Tap here to turn on desktop notifications to get the news sent straight to you. But as listening expert Paul Sacco, Ph. Below are nine habits that good listeners practice in their everyday lives and conversations that you can adopt for yourself.
But listening is so much more than hearing.
Nothing I say this day will teach me anything. Effective listening offers you many benefits, and encourages the speaker to feel valued as well. Being a good listener is important for a number of reasons.
Good listening connects you to the world around you and helps you understand your responsibilities. Aside from the practical benefits, being a good listener is important for the quality of your social life.
What kind of relationship would you have with someone who talks all the time and never listens to you? No real relationship at all. Being a good listener A good listener meaningful relationships with those around you. Finally, listening to others, and listening well, is important for your personal development because it allows you to expand your horizon.
We each have a world of our own, filled with our A good listener, ideas, opinions, values, experiences and perspectives. Collectively, these make up our horizon.
One of the best ways to expand that horizon is to expose ourselves to other thoughts, ideas, opinions, values, experiences and perspectives. We do this by opening our ears and minds to them. We do this by listening. Hearing is a sense — it happens when sound hits our ears and involves the processing of sound in the brain.
I hear a truck outside my window. Hearing is a passive physical process. Listening, on the other hand, is an action we consciously take. When we listen, we go beyond simply hearing words by giving our attention to what is being said. In the section above, we went over the practical, social and personal developmental benefits of listening well.
When you listen to instructions, you pay attention to them with the intention of understanding them. This allows you to do well on tests, stay out of trouble, keep a job, and do what you are supposed to do among other things. When you listen to another person attentively and try to understand him or her, you go beyond the words to the speaker, him- or herself.
This may be what Krishnamurti was getting at in the above quote — we should listen to the feeling within what a person says. Speakers and their intentions or feelings are part of the words they speak. In this sense, listening involves not only the brain and ears, but the heart as well.
When we give our attention to the person speaking as well as to the words spoken, we are treating that person and his or her feelings with respect.
When we give our attention to other people and try to understand them, we are treating them as people with something potentially valuable to say.
In this way, we acknowledge that the individual before us, whose experiences and perspective are different from our own, may be giving us something of a gift.
Listening well is how we set ourselves up to accept that gift, with the full understanding that our own world is limited and that the speaker may be able to expand our horizon and improve our understanding of the world around us.
When we listen to another, we allow ourselves to reflect, learn and grow as we work to make more informed choices in our own life. It should also be noted that effective listening involves paying attention to what is said, but not judging it at that time.
Judgment is a different faculty, and one that should certainly be used after you have listened to another. One study, reported in the book Business Communications: As mentioned above, listening is one of the most effective ways to learn and grow.

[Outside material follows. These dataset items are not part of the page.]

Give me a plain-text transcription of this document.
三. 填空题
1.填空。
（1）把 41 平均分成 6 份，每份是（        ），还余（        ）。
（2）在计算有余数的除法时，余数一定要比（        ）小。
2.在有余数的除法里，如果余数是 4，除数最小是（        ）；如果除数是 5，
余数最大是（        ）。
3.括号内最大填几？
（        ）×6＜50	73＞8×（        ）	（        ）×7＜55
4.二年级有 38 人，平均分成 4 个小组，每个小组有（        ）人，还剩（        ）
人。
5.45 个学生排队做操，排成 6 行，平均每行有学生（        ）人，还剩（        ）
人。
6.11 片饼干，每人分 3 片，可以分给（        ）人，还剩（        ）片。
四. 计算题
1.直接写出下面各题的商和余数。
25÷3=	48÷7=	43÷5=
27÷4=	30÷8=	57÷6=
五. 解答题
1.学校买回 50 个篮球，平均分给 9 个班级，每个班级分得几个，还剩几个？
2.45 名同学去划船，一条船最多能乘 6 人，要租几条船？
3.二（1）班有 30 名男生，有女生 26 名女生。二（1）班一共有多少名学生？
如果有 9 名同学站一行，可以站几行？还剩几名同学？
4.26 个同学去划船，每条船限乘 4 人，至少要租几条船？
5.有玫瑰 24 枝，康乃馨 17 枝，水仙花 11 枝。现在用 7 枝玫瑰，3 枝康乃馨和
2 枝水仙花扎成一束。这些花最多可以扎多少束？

Sometimes we simply get distracted.
There is no shortage of distractions today, particularly with the number of smart phones, apps, text messages, viral videos, memes and so on drawing our attention away from people in the flesh to the screen. We may also simply drift off in thought when someone is speaking to us — an older but in no way extinct form of distraction.
Overestimating our listening skills: The truth is, no matter how well we may listen now, listening is a skill that can be developed. Like all skills, performance increases with practice. We owe it to ourselves and to those around us to cultivate our listening skills.
For others, the obstacle may be distraction; this, too, can be overcome.We like to think we are good listeners, but I’m smart enough to know that even I miss things. Being a good listener is more than just allowing the other person to speak and you being nearby.
The Good Listener: All Songs Considered Every week on the All Songs Considered blog, NPR Music's Stephen Thompson answers readers' questions about how music fits into our lives.
A good listener is not waiting for their chance to get a word in, treating the ‘period of listening’ as a pause in their ‘monologue.’ Being so focused on trying to get ones view over is insensitive and misses the real value in the conversation.
Being a good listener involves treating the speaker with an open mind, willing to find something interesting in the speaker every time. As a matter of fact, much value of conversation is lost when you approach the speaker with negative frame of mind. It’s likely that just about every person would say they’re a good listener.
But listening isn’t an innate ability all people possess; it’s a skill we need to cultivate. And it’s a. = You’re an excellent listener and communicator. Keep it up. = You’re trying to be a good listener, but it’s time to brush up.
= Listening isn’t one of your strong points. Start paying attention.